Ilya Vadeiko  > I would not recommend that each individual business maintain their own database of XBRL data of other peer companies, because it requires considerable experience to achieve good comparability and usability. However, if they use XBRL data for reporting and make it available to aggregators such as FinDynamics, they could subscribe and obtain the high value data of their peers at a low cost. The benefits are significant if XBRL is used wisely.

It ensures consistency within one report and across many periods if used correctly, which is important for reliable analysis. In the past, if an analyst wanted to go beyond the three primary financial statements into more interesting disclosure areas, the amount of effort and time required to collect the information from unstructured HTML reports grew exponentially.

This is why a handful of traditional data aggregators that provide some normalized disclosure data from HTML reports charge enormous fees, because that data used to be manually collected and still had a fair number of errors. With XBRL, it’s becoming a lot easier and more reliable and verifiable.

Campbell Pryde > We’re actively trying to give public companies access to the data – we have an API that people can use to pull the data into a spreadsheet. We have a number of public companies that use that data to look at their own filings, and then do comparative analysis as well. They can do their own modeling for their own corporate purposes.

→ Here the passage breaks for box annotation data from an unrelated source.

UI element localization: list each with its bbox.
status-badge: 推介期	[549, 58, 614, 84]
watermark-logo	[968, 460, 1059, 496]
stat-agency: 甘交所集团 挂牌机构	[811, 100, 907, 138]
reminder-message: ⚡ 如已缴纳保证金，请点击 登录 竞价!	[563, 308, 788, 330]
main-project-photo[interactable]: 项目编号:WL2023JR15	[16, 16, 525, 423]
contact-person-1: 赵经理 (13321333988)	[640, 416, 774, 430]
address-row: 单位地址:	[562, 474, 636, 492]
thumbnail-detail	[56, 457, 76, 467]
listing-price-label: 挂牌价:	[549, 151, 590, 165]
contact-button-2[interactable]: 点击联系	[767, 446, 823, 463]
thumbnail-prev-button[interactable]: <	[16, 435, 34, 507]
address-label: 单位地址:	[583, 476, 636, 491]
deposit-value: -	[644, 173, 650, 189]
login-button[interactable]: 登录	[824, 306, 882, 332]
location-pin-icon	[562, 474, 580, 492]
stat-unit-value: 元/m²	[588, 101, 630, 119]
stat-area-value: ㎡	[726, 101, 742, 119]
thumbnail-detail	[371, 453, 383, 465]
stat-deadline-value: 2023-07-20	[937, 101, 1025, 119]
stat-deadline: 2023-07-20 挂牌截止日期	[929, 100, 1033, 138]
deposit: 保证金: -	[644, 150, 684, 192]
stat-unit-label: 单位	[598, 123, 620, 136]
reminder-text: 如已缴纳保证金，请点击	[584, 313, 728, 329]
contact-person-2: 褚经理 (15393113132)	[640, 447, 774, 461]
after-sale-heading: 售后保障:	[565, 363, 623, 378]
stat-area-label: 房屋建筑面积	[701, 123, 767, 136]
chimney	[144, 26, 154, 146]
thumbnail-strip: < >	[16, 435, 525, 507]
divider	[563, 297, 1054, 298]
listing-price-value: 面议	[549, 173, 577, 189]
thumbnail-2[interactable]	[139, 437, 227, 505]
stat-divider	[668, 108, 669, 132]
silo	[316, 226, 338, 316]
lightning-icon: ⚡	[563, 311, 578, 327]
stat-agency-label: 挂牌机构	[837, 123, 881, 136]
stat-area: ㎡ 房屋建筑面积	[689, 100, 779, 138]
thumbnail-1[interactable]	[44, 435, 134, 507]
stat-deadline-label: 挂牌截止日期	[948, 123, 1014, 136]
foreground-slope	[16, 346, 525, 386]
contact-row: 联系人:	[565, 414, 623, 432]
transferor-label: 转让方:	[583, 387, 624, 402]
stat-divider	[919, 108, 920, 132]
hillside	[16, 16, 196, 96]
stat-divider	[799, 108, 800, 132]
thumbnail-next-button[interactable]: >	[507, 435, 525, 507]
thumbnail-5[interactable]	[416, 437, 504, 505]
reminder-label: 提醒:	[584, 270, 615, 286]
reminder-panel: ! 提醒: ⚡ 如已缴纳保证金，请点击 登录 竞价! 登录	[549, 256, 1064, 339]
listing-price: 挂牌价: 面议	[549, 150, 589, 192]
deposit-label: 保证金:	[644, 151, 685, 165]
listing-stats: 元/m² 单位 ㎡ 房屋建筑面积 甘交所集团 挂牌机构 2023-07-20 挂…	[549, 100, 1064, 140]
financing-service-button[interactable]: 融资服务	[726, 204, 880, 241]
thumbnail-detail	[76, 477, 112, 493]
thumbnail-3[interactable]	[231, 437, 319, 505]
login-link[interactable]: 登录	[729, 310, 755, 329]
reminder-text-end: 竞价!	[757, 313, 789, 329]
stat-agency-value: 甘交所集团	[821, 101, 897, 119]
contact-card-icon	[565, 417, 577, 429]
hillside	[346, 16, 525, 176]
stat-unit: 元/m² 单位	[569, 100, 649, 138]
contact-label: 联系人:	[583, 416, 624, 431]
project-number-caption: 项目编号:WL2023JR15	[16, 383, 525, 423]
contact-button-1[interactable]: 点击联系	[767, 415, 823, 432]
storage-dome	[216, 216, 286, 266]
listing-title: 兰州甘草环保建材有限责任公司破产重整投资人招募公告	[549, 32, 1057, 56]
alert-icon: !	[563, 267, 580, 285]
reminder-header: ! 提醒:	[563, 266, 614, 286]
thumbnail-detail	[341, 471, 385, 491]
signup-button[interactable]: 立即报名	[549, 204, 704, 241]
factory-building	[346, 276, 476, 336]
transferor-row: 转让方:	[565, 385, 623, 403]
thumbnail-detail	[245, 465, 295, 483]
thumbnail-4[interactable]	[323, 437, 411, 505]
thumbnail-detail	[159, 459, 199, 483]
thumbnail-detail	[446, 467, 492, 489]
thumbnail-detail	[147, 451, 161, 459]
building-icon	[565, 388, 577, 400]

Pranav Ghai > There’s a really nice anecdote I can share with you from one of our customers about this.

The CFO of a company went to a presentation that a group of consultants were giving, and their whole approach was something like, “You must do corporate benchmarking to figure out where you stack up against your peers. But we can do it for you. It will cost you half a million dollars a year.” This CFO came back from the meeting and said to one of his employees, “Look, they want to charge us half a million bucks a year, but I know we can do the work. And we can do it better because we understand our market. Go find some tools that’ll help.” That employee did his homework and he came to us. And we were able to give him the data using XBRL. That was it. It was literally that easy.